Бестемьяну-молодцУ в ноги кланяется, к столу потчевать ведёт.
А и не хочет богатырь, да ноги сами прямо к трону ведут.
Чует Бестемьян, вдовий сын, неладное, а голова, словно казан пустой,
В одно ухо воробей влетел, из другого вылетел.

Вот садится Бестемьян, а девИца ручкой – хлоп, ножкой – топ:
Набежало тут слуг видимо-невидимо, и танцовщицы одна краше другой.
Зажмурился Бестемьян и давай креститься,
А Царица, знай, хлопает, да топает.

Чует молодец-удалец, приковали его будто к трону,
Ни ногой, ни рукой шевельнуть не может.
Сладкое вино само в рот льётся,
Сочные ягоды сами к рукам липнут.

А девИца прямо в душу заглядывает,
Холодеет от того душа, в пятки уходит…

Свистнул Бестемьян по змеиному, рыкнул по звериному,
Налетели тут со всех сторон соколы, приползли гады степные.
Стали они слуг клевать, да танцовщиц за ноги цеплять.
Прибежал и волк седой с медвежьей головой:

Царицу-красавицу хвать пополам, проглотил,
Зарычал, на пол упал, давай кататься
И говорит человеческим голосом:
«Кабы ты, Бестемьян, не был бы дурной, не ходил бы холостой!»

Взял, да на бок и опрокинулся. Шкура серая порвалась,
А из нутра – ба! Молодая жена.
«Здравствуй, Бестемьянушка,- говорит,-
Не вели казнить, вели миловать!»

Тут все воины, что лежали мертвы – просыпаются,
Друг на друга смотрят, удивляются.
Перед ними дворец стоит, на крыльце царь с царевной сидит,
Пир горой. «Проходите гости, дорогие рассаживайтесь!

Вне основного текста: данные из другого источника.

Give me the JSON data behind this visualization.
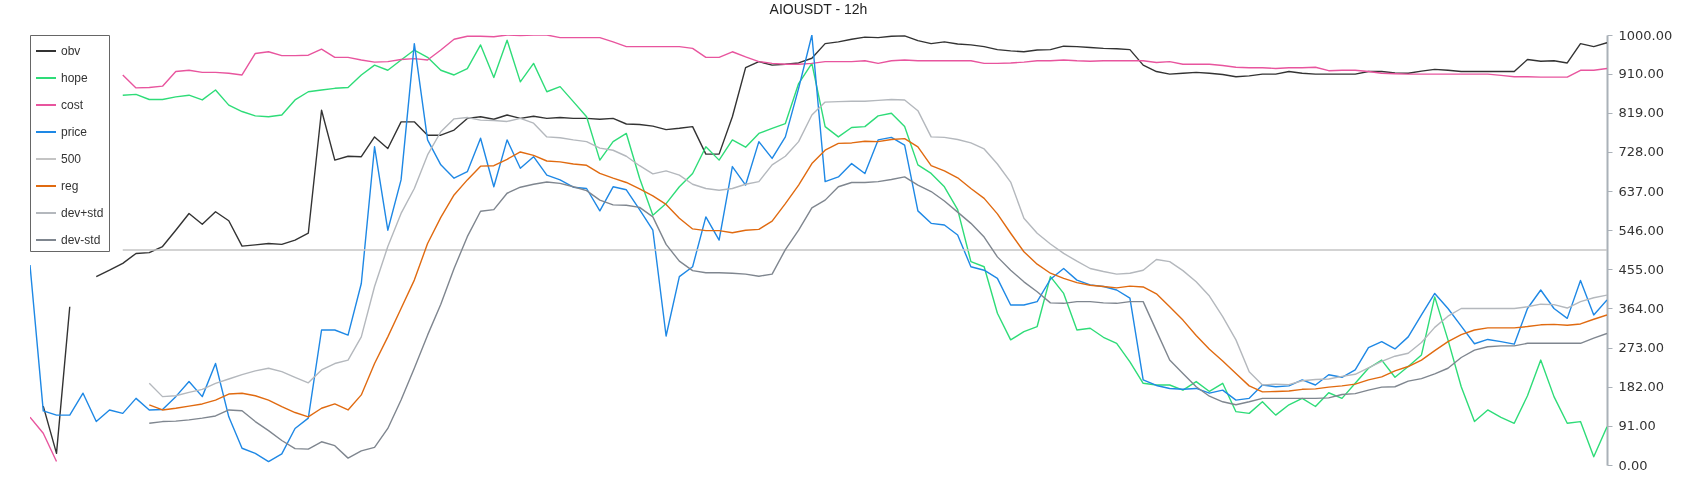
{
  "chart_data": {
    "type": "line",
    "title": "AIOUSDT - 12h",
    "categories": [
      null,
      null,
      null,
      null,
      null,
      null,
      null,
      null,
      null,
      null,
      null,
      null,
      null,
      null,
      null,
      null,
      null,
      null,
      null,
      null,
      null,
      null,
      null,
      null,
      null,
      null,
      null,
      null,
      null,
      null,
      null,
      null,
      null,
      null,
      null,
      null,
      null,
      null,
      null,
      null,
      null,
      null,
      null,
      null,
      null,
      null,
      null,
      null,
      null,
      null,
      null,
      null,
      null,
      null,
      null,
      null,
      null,
      null,
      null,
      null,
      null,
      null,
      null,
      null,
      null,
      null,
      null,
      null,
      null,
      null,
      null,
      null,
      null,
      null,
      null,
      null,
      null,
      null,
      null,
      null,
      null,
      null,
      null,
      null,
      null,
      null,
      null,
      null,
      null,
      null,
      null,
      null,
      null,
      null,
      null,
      null,
      null,
      null,
      null,
      null,
      null,
      null,
      null,
      null,
      null,
      null,
      null,
      null,
      null,
      null,
      null,
      null,
      null,
      null,
      null,
      null,
      null,
      null,
      null,
      null
    ],
    "series": [
      {
        "name": "obv",
        "color": "#333333",
        "values": [
          null,
          137,
          27,
          368,
          null,
          438,
          453,
          469,
          492,
          494,
          508,
          546,
          585,
          560,
          589,
          568,
          509,
          512,
          515,
          513,
          523,
          539,
          825,
          709,
          718,
          717,
          763,
          736,
          798,
          798,
          767,
          767,
          779,
          806,
          810,
          804,
          814,
          806,
          811,
          806,
          808,
          806,
          806,
          804,
          806,
          793,
          792,
          788,
          780,
          783,
          787,
          723,
          723,
          810,
          924,
          938,
          930,
          932,
          935,
          946,
          980,
          984,
          990,
          995,
          994,
          997,
          998,
          987,
          980,
          984,
          979,
          977,
          973,
          966,
          963,
          961,
          965,
          966,
          974,
          973,
          971,
          969,
          968,
          966,
          930,
          915,
          909,
          911,
          913,
          911,
          908,
          903,
          905,
          909,
          909,
          915,
          911,
          909,
          909,
          909,
          909,
          915,
          915,
          912,
          911,
          916,
          920,
          918,
          915,
          915,
          915,
          915,
          915,
          943,
          939,
          940,
          935,
          980,
          973,
          982
        ]
      },
      {
        "name": "hope",
        "color": "#2edc78",
        "values": [
          null,
          null,
          null,
          null,
          null,
          null,
          null,
          860,
          862,
          850,
          850,
          856,
          860,
          849,
          872,
          837,
          822,
          812,
          810,
          814,
          849,
          868,
          872,
          876,
          878,
          907,
          930,
          918,
          942,
          965,
          948,
          918,
          907,
          922,
          977,
          901,
          988,
          891,
          934,
          868,
          880,
          845,
          810,
          709,
          752,
          771,
          667,
          581,
          608,
          647,
          678,
          740,
          709,
          756,
          739,
          771,
          783,
          794,
          887,
          934,
          787,
          763,
          785,
          787,
          812,
          818,
          787,
          698,
          678,
          647,
          594,
          473,
          461,
          353,
          291,
          310,
          322,
          438,
          399,
          314,
          318,
          297,
          283,
          240,
          190,
          186,
          186,
          174,
          194,
          171,
          190,
          124,
          120,
          147,
          116,
          140,
          155,
          136,
          168,
          155,
          190,
          225,
          244,
          204,
          229,
          256,
          391,
          291,
          182,
          101,
          128,
          111,
          97,
          161,
          244,
          159,
          97,
          101,
          19,
          89
        ]
      },
      {
        "name": "cost",
        "color": "#e8559e",
        "values": [
          111,
          74,
          8,
          null,
          null,
          null,
          null,
          907,
          877,
          878,
          881,
          915,
          918,
          913,
          913,
          911,
          907,
          957,
          961,
          952,
          952,
          953,
          967,
          948,
          948,
          942,
          937,
          938,
          943,
          945,
          942,
          965,
          990,
          997,
          997,
          996,
          1000,
          999,
          1000,
          1000,
          994,
          994,
          994,
          994,
          984,
          973,
          973,
          973,
          973,
          973,
          969,
          948,
          948,
          961,
          949,
          938,
          934,
          932,
          932,
          934,
          938,
          938,
          938,
          940,
          934,
          940,
          942,
          940,
          940,
          940,
          940,
          940,
          934,
          934,
          935,
          937,
          940,
          940,
          942,
          940,
          939,
          940,
          940,
          940,
          940,
          936,
          938,
          932,
          932,
          932,
          929,
          925,
          924,
          924,
          922,
          924,
          924,
          925,
          917,
          918,
          918,
          915,
          911,
          910,
          909,
          909,
          909,
          909,
          909,
          909,
          909,
          906,
          903,
          903,
          902,
          902,
          902,
          918,
          918,
          922
        ]
      },
      {
        "name": "price",
        "color": "#1e88e5",
        "values": [
          465,
          126,
          116,
          116,
          167,
          101,
          128,
          120,
          155,
          128,
          129,
          159,
          194,
          159,
          236,
          112,
          39,
          27,
          8,
          26,
          85,
          109,
          314,
          314,
          302,
          422,
          740,
          546,
          663,
          980,
          756,
          698,
          667,
          682,
          760,
          647,
          756,
          690,
          717,
          674,
          663,
          646,
          643,
          591,
          647,
          640,
          594,
          546,
          300,
          438,
          461,
          577,
          523,
          694,
          651,
          752,
          713,
          763,
          876,
          1000,
          659,
          670,
          701,
          678,
          756,
          762,
          744,
          591,
          562,
          558,
          535,
          461,
          453,
          434,
          372,
          372,
          380,
          432,
          457,
          430,
          419,
          415,
          407,
          388,
          198,
          185,
          178,
          176,
          178,
          167,
          174,
          151,
          155,
          186,
          182,
          184,
          198,
          186,
          210,
          204,
          221,
          273,
          287,
          270,
          298,
          349,
          399,
          364,
          323,
          282,
          292,
          287,
          281,
          364,
          407,
          364,
          341,
          429,
          349,
          384
        ]
      },
      {
        "name": "500",
        "color": "#c4c4c4",
        "values": [
          null,
          null,
          null,
          null,
          null,
          null,
          null,
          500,
          500,
          500,
          500,
          500,
          500,
          500,
          500,
          500,
          500,
          500,
          500,
          500,
          500,
          500,
          500,
          500,
          500,
          500,
          500,
          500,
          500,
          500,
          500,
          500,
          500,
          500,
          500,
          500,
          500,
          500,
          500,
          500,
          500,
          500,
          500,
          500,
          500,
          500,
          500,
          500,
          500,
          500,
          500,
          500,
          500,
          500,
          500,
          500,
          500,
          500,
          500,
          500,
          500,
          500,
          500,
          500,
          500,
          500,
          500,
          500,
          500,
          500,
          500,
          500,
          500,
          500,
          500,
          500,
          500,
          500,
          500,
          500,
          500,
          500,
          500,
          500,
          500,
          500,
          500,
          500,
          500,
          500,
          500,
          500,
          500,
          500,
          500,
          500,
          500,
          500,
          500,
          500,
          500,
          500,
          500,
          500,
          500,
          500,
          500,
          500,
          500,
          500,
          500,
          500,
          500,
          500,
          500,
          500,
          500,
          500,
          500,
          500
        ]
      },
      {
        "name": "reg",
        "color": "#e06a10",
        "values": [
          null,
          null,
          null,
          null,
          null,
          null,
          null,
          null,
          null,
          140,
          128,
          132,
          137,
          142,
          151,
          165,
          167,
          161,
          151,
          136,
          122,
          112,
          132,
          142,
          128,
          163,
          236,
          298,
          364,
          430,
          515,
          576,
          628,
          663,
          695,
          696,
          711,
          728,
          720,
          707,
          705,
          700,
          697,
          678,
          667,
          657,
          642,
          626,
          606,
          574,
          549,
          545,
          545,
          540,
          546,
          548,
          567,
          608,
          651,
          701,
          732,
          748,
          749,
          753,
          752,
          757,
          759,
          740,
          696,
          684,
          668,
          643,
          620,
          584,
          539,
          496,
          467,
          446,
          434,
          424,
          418,
          415,
          412,
          416,
          414,
          398,
          368,
          337,
          301,
          269,
          242,
          213,
          184,
          170,
          171,
          172,
          176,
          177,
          181,
          184,
          188,
          198,
          205,
          219,
          229,
          244,
          266,
          287,
          303,
          314,
          319,
          319,
          319,
          322,
          326,
          327,
          325,
          328,
          339,
          349
        ]
      },
      {
        "name": "dev+std",
        "color": "#b4b8bd",
        "values": [
          null,
          null,
          null,
          null,
          null,
          null,
          null,
          null,
          null,
          190,
          159,
          161,
          169,
          176,
          190,
          200,
          210,
          219,
          225,
          217,
          204,
          191,
          221,
          236,
          244,
          298,
          415,
          508,
          585,
          643,
          721,
          775,
          805,
          808,
          802,
          801,
          799,
          806,
          795,
          763,
          761,
          756,
          752,
          737,
          732,
          718,
          696,
          677,
          684,
          674,
          653,
          643,
          639,
          643,
          653,
          659,
          698,
          718,
          752,
          814,
          844,
          845,
          846,
          846,
          848,
          850,
          849,
          824,
          763,
          762,
          757,
          749,
          735,
          700,
          658,
          574,
          539,
          514,
          492,
          474,
          457,
          450,
          444,
          446,
          453,
          478,
          473,
          452,
          426,
          393,
          345,
          291,
          217,
          186,
          188,
          187,
          196,
          199,
          200,
          206,
          211,
          226,
          241,
          253,
          260,
          285,
          320,
          346,
          364,
          364,
          364,
          364,
          364,
          368,
          374,
          373,
          365,
          380,
          389,
          395
        ]
      },
      {
        "name": "dev-std",
        "color": "#7f868f",
        "values": [
          null,
          null,
          null,
          null,
          null,
          null,
          null,
          null,
          null,
          97,
          101,
          102,
          105,
          109,
          114,
          128,
          126,
          101,
          80,
          57,
          38,
          37,
          54,
          45,
          16,
          33,
          41,
          85,
          151,
          225,
          302,
          374,
          457,
          531,
          590,
          594,
          632,
          646,
          653,
          658,
          655,
          647,
          638,
          616,
          605,
          604,
          599,
          577,
          513,
          474,
          452,
          447,
          447,
          446,
          444,
          439,
          444,
          501,
          546,
          598,
          616,
          647,
          657,
          657,
          659,
          664,
          670,
          651,
          636,
          614,
          588,
          562,
          530,
          484,
          453,
          426,
          403,
          377,
          376,
          380,
          380,
          377,
          376,
          380,
          380,
          312,
          244,
          213,
          182,
          160,
          147,
          140,
          147,
          155,
          155,
          155,
          155,
          155,
          156,
          164,
          166,
          174,
          181,
          182,
          195,
          201,
          212,
          225,
          250,
          267,
          275,
          277,
          277,
          283,
          283,
          283,
          283,
          283,
          295,
          306
        ]
      }
    ],
    "ylim": [
      0,
      1000
    ],
    "yticks": [
      {
        "value": 0,
        "label": "0.00"
      },
      {
        "value": 91,
        "label": "91.00"
      },
      {
        "value": 182,
        "label": "182.00"
      },
      {
        "value": 273,
        "label": "273.00"
      },
      {
        "value": 364,
        "label": "364.00"
      },
      {
        "value": 455,
        "label": "455.00"
      },
      {
        "value": 546,
        "label": "546.00"
      },
      {
        "value": 637,
        "label": "637.00"
      },
      {
        "value": 728,
        "label": "728.00"
      },
      {
        "value": 819,
        "label": "819.00"
      },
      {
        "value": 910,
        "label": "910.00"
      },
      {
        "value": 1000,
        "label": "1000.00"
      }
    ],
    "tick_labels": "y",
    "grid": false,
    "legend": "top left",
    "marker": "none",
    "line_style": "solid"
  }
}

Уважьте Бестемьяна с красой ненаглядной!
Ешьте, пейте! Вчера была тризна, а сегодня свадебка!»

………………………

А не буря пыльная во поле трАву гнёт,
А не орды басурменские копытами землю топчут,
А то едет новый царь – Бестемьян, вдовий сын,
С ним царица молодая – Серафима Кузьминична.

А за ними весь народ честной, я там был босой.
Сколько пили, сколько ели, не хватило нам недели!
Пока поп читал псалтырь, раздавили мы пузырь –
Я да Яков, сын рябого, писаришки полкового.

Что тут – правда, что тут ложь?
Семь на восемь перемножь.
Если выйдет сорок восемь,
Значит, ум в тебе на грош!
Всё!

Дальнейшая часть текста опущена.